20 December,2016 06:37 AM IST | | Agencies
Foreign ministers of Russia, Iran and Turkey to hold talks in Moscow today
Bana Alabed with a Turkish aid worker after leaving Aleppo. Pic courtesy: @MBURAKKRCGLU
Beirut: An operation to bring thousands of people out of the last rebel-held enclave of Aleppo was underway again yesterday after being held up for days, together with the evacuation of two besieged pro-government villages in the nearby Idlib province.
Convoys of buses from eastern Aleppo reached rebel-held areas of countryside to the west of the city, according to a UN official and the Syrian Observatory for Human Rights, a monitoring group.
At the same time, 10 buses left the Shi'ite Muslim villages of al-Foua and Kefraya, north of Idlib, for government lines in Aleppo, sources said.
Turkish Foreign Minister Mevlut Cavusoglu said 4,500 had been evacuated since midnight on Sunday.
The evacuation of civilians, including the wounded, from the two villages had been demanded by the Syrian army and its allies before they would allow fighters and civilians trapped in Aleppo to depart. The standoff halted the evacuation over the weekend.

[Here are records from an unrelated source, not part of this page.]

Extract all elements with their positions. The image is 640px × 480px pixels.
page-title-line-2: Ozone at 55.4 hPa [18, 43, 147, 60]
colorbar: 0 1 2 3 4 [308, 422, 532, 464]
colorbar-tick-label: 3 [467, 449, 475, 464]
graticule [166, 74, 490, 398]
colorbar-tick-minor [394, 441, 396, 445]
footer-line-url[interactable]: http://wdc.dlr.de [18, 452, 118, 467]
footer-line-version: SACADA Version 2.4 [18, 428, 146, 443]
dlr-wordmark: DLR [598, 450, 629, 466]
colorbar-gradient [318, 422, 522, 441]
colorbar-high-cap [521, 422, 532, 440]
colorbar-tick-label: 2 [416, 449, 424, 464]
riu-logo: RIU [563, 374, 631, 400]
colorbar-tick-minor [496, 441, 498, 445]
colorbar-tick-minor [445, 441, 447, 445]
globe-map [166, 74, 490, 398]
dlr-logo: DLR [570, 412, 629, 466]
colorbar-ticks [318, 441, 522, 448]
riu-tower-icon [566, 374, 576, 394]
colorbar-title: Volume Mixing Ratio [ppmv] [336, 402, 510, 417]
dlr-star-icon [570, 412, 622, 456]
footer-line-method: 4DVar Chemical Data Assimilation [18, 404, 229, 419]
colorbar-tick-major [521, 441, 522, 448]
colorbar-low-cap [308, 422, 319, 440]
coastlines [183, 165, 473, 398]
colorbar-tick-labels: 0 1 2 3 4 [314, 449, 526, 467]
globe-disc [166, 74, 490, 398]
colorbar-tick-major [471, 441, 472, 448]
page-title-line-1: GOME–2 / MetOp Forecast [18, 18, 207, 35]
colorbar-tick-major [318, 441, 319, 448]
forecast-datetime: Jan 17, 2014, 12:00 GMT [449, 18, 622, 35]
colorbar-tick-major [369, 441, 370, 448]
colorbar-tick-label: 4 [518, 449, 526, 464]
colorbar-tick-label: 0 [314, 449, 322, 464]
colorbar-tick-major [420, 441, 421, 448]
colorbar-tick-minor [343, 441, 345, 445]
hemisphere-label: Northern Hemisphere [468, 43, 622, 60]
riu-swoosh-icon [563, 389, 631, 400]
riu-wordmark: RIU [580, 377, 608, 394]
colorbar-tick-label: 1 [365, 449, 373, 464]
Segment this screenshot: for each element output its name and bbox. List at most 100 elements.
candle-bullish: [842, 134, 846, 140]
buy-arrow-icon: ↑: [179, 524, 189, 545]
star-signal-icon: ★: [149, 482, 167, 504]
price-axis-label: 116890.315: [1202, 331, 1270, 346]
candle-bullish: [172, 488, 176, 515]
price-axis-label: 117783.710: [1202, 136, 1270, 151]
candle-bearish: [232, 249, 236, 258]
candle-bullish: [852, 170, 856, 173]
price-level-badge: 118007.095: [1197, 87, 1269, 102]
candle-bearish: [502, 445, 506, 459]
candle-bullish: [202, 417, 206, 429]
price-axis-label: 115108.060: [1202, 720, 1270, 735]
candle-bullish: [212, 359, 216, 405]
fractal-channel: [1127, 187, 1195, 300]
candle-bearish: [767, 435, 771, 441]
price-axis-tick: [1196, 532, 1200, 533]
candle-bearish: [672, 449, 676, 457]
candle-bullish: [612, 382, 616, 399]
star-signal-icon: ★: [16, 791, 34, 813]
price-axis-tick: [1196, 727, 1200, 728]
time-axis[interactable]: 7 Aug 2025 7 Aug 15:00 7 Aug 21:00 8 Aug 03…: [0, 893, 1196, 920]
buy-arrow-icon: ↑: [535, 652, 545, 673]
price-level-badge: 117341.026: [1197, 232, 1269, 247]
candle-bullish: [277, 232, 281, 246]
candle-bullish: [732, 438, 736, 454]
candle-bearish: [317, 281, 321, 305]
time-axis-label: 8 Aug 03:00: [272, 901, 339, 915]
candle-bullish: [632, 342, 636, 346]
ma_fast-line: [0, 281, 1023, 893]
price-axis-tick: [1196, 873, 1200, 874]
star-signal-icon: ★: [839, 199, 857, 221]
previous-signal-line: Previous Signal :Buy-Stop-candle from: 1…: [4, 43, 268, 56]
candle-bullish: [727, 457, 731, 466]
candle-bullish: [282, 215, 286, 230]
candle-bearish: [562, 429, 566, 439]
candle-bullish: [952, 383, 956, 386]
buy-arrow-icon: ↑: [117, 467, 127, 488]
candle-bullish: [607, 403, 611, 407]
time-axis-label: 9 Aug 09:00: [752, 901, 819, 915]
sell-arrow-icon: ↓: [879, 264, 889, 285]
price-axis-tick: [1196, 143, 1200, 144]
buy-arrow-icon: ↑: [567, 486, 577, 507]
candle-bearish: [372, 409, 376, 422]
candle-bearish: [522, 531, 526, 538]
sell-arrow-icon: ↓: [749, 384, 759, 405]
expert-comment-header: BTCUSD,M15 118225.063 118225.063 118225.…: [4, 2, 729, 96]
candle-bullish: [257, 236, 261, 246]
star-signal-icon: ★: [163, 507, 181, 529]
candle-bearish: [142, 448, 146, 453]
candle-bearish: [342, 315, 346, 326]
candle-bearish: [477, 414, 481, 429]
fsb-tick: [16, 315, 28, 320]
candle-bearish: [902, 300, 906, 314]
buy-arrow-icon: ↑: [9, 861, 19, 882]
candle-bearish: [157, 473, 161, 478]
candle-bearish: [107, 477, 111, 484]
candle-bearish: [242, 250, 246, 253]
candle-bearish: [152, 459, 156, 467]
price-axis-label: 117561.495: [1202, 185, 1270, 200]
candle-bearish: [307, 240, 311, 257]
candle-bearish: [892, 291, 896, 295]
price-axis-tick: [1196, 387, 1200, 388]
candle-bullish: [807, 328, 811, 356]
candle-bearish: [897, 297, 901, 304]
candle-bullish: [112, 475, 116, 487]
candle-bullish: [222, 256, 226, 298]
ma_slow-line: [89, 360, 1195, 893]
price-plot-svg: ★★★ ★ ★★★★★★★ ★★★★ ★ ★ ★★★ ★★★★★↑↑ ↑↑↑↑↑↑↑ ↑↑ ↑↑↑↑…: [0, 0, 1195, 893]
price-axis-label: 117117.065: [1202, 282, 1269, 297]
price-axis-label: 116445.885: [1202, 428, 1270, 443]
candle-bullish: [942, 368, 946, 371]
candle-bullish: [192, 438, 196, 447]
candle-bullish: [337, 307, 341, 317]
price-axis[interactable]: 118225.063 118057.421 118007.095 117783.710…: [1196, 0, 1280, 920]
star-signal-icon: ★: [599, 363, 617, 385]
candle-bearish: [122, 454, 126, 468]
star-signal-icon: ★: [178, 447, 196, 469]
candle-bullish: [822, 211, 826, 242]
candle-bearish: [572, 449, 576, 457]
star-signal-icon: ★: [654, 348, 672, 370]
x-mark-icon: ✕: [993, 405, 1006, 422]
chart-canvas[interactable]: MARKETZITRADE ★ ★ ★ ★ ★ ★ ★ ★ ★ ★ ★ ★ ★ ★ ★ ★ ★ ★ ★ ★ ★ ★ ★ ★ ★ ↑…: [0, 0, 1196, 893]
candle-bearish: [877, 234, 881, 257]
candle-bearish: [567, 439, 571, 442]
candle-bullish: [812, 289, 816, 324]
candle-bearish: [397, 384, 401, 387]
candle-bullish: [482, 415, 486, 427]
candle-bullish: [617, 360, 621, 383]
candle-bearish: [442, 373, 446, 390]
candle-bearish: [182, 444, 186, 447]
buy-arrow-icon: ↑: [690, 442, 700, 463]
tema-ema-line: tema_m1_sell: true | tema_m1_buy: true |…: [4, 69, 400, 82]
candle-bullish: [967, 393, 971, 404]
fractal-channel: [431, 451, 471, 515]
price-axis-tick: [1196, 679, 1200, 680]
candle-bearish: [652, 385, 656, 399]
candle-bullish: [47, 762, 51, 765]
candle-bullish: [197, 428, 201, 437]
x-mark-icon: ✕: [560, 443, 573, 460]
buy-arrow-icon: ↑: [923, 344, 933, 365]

"First limited evacuations, finally, tonight from east Aleppo and Foua & Kefraya. Many thousands more are waiting to be evacuated soon," Jan Egeland, who chairs the United Nations aid task force in Syria, tweeted late on Sunday night.
The Security Council was expected to vote in New York later yesterday on a resolution to allow UN staff to monitor the evacuations.